The filmmakers kept returning to a difficult question throughout the process: What qualifies as country music? As they dove deeper into the genre’s history, the lines only blurred.
“We tried not to draw perimeters. I think the whole point is, as we discovered the stories going along, one of the points we tried to make, over and over, a lot of these barriers, these boundaries, these perimeters, are artificial,” says the film’s co-producer Julie Dunfey.
It’s a question that’s caused heated arguments amongst musical purists for decades. Duncan thinks those people are missing the point.

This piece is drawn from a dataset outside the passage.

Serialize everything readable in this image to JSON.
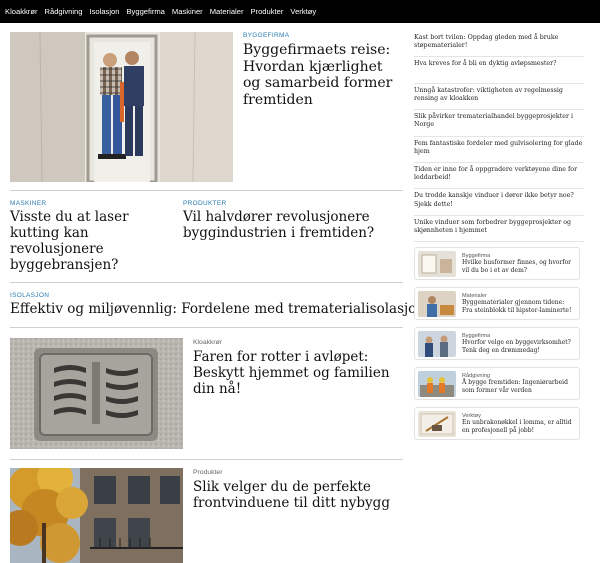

“When you really get down to it, the music and the musicians were aiming for something else. They were aiming for an art that brings us together, because they understand that the music and its mixture brought all of this together. A heartbreak song is not meant only for a black person or a white person, or a rich person or a poor person, or a woman or a man, regardless of the pronouns they might put in there,” he says.
The series begins in the 1920s and moves chronologically through the evolution of country music and its offshoots up through the 1990s, ending with the rise of Garth Brooks. Rather than relying on historians or scholars to tell the story, the film includes interviews from 101 subjects, mostly iconic musicians. Twenty of those subjects have since passed away. And 175 hours of unused interview footage from the project is being given to the Country Music Hall of Fame.
Yet, despite the series’ breadth, there’s only so much culture you can distill from a century to eight two-hour episodes. You might not come out a boot-scootin’ expert, but you’ll get a solid primer on the genre. Country Music premieres on PBS on Sunday, September 15.